- Orihime Inoue as illustrated by Tite Kubo
- First appearance: Bleach chapter 2: "Starter" (2001)
- Created by: Tite Kubo
- Portrayed by: Erina Mano
- Voiced by: Japanese Yuki Matsuoka English Stephanie Sheh

In-universe information
- Gender: Female
- Family: Sora Inoue (older brother, deceased)
- Spouse: Ichigo Kurosaki
- Children: Kazui Kurosaki (son)
- Relatives: Isshin Kurosaki (father-in-law) Masaki Kurosaki (mother-in-law, deceased) Yuzu Kurosaki (sister-in-law) Karin Kurosaki (sister-in-law)
- Nationality: Japanese

= Orihime Inoue =

Fictional character from Bleach

 is a fictional character of the manga series Bleach and its adaptations created by Tite Kubo. She is one of Ichigo Kurosaki's friends. Like the many other characters in the series, she quickly develops powers of her own after Ichigo becomes a Soul Reaper. Throughout the series, Orihime learns about Ichigo's duty as a Soul Reaper and accompanies him when they go to the Soul Society to save Rukia Kuchiki, and is depicted as Ichigo's wife in the epilogue.

Besides the manga series, Orihime appears in other media, including the anime series, anime films, video games and rock musicals. She has been fairly popular among readers of the manga since her introduction, having ranked within the top 10 or the top 20 in all of the characters popularity polls of the series. Additionally, Orihime has gained additional popularity via the Loituma Girl internet meme, and various pieces of merchandising have been developed based on her appearance such as figurines and key chains. Publications from manga, anime and other media have also commented on her character with most praising her traits and development.

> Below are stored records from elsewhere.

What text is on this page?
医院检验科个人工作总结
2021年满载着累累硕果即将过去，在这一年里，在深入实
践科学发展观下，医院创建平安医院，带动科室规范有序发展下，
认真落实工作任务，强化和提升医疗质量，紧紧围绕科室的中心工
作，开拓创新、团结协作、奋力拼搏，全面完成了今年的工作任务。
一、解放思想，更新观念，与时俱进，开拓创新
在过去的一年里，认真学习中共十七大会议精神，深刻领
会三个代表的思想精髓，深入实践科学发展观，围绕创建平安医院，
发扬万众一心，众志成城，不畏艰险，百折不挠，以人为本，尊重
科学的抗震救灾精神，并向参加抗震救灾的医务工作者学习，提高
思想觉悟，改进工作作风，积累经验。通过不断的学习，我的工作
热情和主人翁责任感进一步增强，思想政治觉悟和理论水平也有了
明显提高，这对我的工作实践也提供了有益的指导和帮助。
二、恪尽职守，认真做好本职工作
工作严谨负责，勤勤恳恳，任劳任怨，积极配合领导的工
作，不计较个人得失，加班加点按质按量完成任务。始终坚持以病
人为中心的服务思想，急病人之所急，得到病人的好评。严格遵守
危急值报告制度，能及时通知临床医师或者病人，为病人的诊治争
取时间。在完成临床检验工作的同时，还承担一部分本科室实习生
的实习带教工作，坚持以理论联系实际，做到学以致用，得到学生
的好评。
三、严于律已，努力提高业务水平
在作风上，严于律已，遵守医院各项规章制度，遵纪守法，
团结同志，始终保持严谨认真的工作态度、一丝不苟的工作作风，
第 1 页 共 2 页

In the anime adaptation, Orihime is voiced by Yuki Matsuoka in Japanese. In the English dub, she is voiced by Stephanie Sheh. In the 2018 live-action film Bleach, she is portrayed by Japanese actress and singer Erina Mano.

== Concept and creation ==
Along with Ichigo, Orihime has the hardest face to draw according to Kubo. Due to her importance in the manga, Kubo wanted more practice drawing her so that it would be easier to do so. When Kubo was asked to make a cover with a female character during Christmas, Kubo initially thought of using Rukia Kuchiki; However, he later changed to use Orihime as he thought she was more suitable for such a role. She becomes the true female lead for the rest of the Bleach franchise after the second anime season/manga arc, which was recognized when her character depth and importance raised drastically after she came back from the Soul Society and started to become a prominent plot device for Ichigo's character development and for the story itself, consequently Orihime was featured along with female leads from other Weekly Shōnen Jump series on a special Shonen Jump cover. Stephanie Sheh, Orihime's English voice actress, found her to be a "tricky" character as she noted a challenge to find a balance with her voice as although she sometimes seems ditzy, in other times she is very strong.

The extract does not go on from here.